Mutualisation des réseaux : Free Mobile répond à Bouygues Télécom et souhaite « rétablir quelques vérités »

Mutualisation des réseaux : Free Mobile répond à Bouygues Télécom et souhaite « rétablir quelques vérités »
 
 
Le feuilleton entre Bouygues Télécom et Free Mobile continue. Pour rappel, en novembre dernier, Free a envoyé un courrier à Jean-Yves Charlier et Olivier Roussat, les PDG de SFR et Bouygues Télécom, dans lequel Free Mobile demandait à faire partie de l’accord de mutualisation des réseaux mobiles que les deux opérateurs sont en train d’élaborer. Un courrier auquel Bouygues Télécom a répondu le 6 janvier et que les Echos ont rendu public, le 14 janvier dernier… et auquel Maxime Lombardini a répondu ce 24 janvier.
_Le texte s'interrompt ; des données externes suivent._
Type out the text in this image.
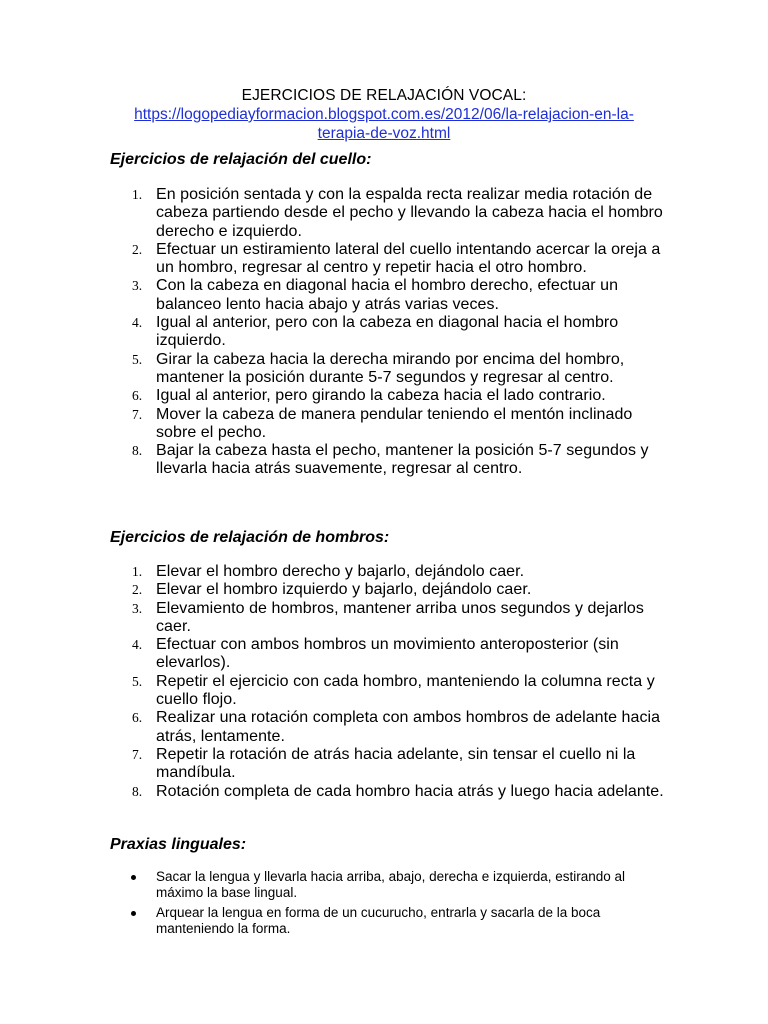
EJERCICIOS DE RELAJACIÓN VOCAL:
https://logopediayformacion.blogspot.com.es/2012/06/la-relajacion-en-la-terapia-de-voz.html
Ejercicios de relajación del cuello:
1. En posición sentada y con la espalda recta realizar media rotación de cabeza partiendo desde el pecho y llevando la cabeza hacia el hombro derecho e izquierdo.
2. Efectuar un estiramiento lateral del cuello intentando acercar la oreja a un hombro, regresar al centro y repetir hacia el otro hombro.
3. Con la cabeza en diagonal hacia el hombro derecho, efectuar un balanceo lento hacia abajo y atrás varias veces.
4. Igual al anterior, pero con la cabeza en diagonal hacia el hombro izquierdo.
5. Girar la cabeza hacia la derecha mirando por encima del hombro, mantener la posición durante 5-7 segundos y regresar al centro.
6. Igual al anterior, pero girando la cabeza hacia el lado contrario.
7. Mover la cabeza de manera pendular teniendo el mentón inclinado sobre el pecho.
8. Bajar la cabeza hasta el pecho, mantener la posición 5-7 segundos y llevarla hacia atrás suavemente, regresar al centro.
Ejercicios de relajación de hombros:
1. Elevar el hombro derecho y bajarlo, dejándolo caer.
2. Elevar el hombro izquierdo y bajarlo, dejándolo caer.
3. Elevamiento de hombros, mantener arriba unos segundos y dejarlos caer.
4. Efectuar con ambos hombros un movimiento anteroposterior (sin elevarlos).
5. Repetir el ejercicio con cada hombro, manteniendo la columna recta y cuello flojo.
6. Realizar una rotación completa con ambos hombros de adelante hacia atrás, lentamente.
7. Repetir la rotación de atrás hacia adelante, sin tensar el cuello ni la mandíbula.
8. Rotación completa de cada hombro hacia atrás y luego hacia adelante.
Praxias linguales:
Sacar la lengua y llevarla hacia arriba, abajo, derecha e izquierda, estirando al máximo la base lingual.
Arquear la lengua en forma de un cucurucho, entrarla y sacarla de la boca manteniendo la forma.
Toute une histoire !
 
« Aucun autre opérateur n’a respecté la totalité de ses obligations »
 
Dans cette lettre, mis en copie au gouvernement et aux régulateurs des télécoms, le directeur général d’Iliad souhaite décrire « la réalité » du déploiement de Free Mobile « et rétablir quelques vérités. Oui, nous allons respecter nos obligations de couverture et l’ARCEP nous suit de près. Nous sommes depuis dix ans l’opérateur français qui investit le plus, par rapport à son chiffre d’affaires. Et cette lettre est également l’occasion de rappeler qu’aucun des autres opérateurs n’a respecté la totalité de ses obligations initiales de couverture 3G ».
 
Bouygues Télécom « n’est pas très coopératif »
 
Si Bouygues Télécom se vantait d’avoir mis à disposition de Free, un parc de 6700 sites pour déployer ses antennes, Maxime Lombardini répond que l’opérateur ne pouvait pas lui proposer des sites qui ne lui appartienne pas. « Vous avez vendu une partie de vos pylônes à TDF, puis le parc résiduel à FPS, et vous n’êtes quasiment jamais propriétaire des toits terrasses en zone urbaine », donc votre société « n’a aucunement la capacité d’imposer à un bailleur tiers l’accueil d’équipements Free Mobile ».
 
Par ailleurs, Maxime Lombardini explique que Bouygues Télécom « n’est pas très coopératif, quand il s’agit de déplacer de 10 centimètres leur antenne sur un toit terrasse pour nous faire de la place ».
 
 
En matière de déploiement, Free Mobile n’a aucune leçon à recevoir des autres opérateurs. A la question, comment Free peut-il couvrir 75 % de la population avec seulement 4.500 stations ? Maxime Lombardini répond que « le chiffre de 4.500 est cohérent avec les déploiements observés chez nos concurrents. Bouygues Telecom couvre en effet 98 % de la population en 3G avec seulement 10.500 points hauts ; or c’est le dernier quart de la population qui nécessite le plus d’antennes… De plus, nous utilisons systématiquement les fréquences 900 MHz, qui sont plus efficaces que les fréquences hautes utilisées par nos concurrents à leurs débuts ».
 
« La mutualisation peut déséquilibrer le marché si elle laisse un acteur de côté »
 
Concernant le projet de mutualisation des réseaux entre SFR et Bouygues, qui prévoit l’élaboration d’un réseau unique sur une partie du territoire (hors zones denses). Maxime Lombardini explique que l’opérateur a reçu « des réponses d’attente, coordonnées, aimables mais fermées. Le fait que ces deux opérateurs cherchent à mettre en commun leurs réseaux, pour ce que nous en savons, sur 80 à 90% du territoire n’est pas neutre. C’est la fin de la concurrence par les infrastructures et une forme d’itinérance qui ne dit pas son nom. Nous ne voulons pas gêner Bouygues et SFR dans leurs discussions, mais nous ne voulons pas non plus être exclus pour de mauvaises raisons. La mutualisation peut déséquilibrer le marché si elle laisse un acteur de côté ».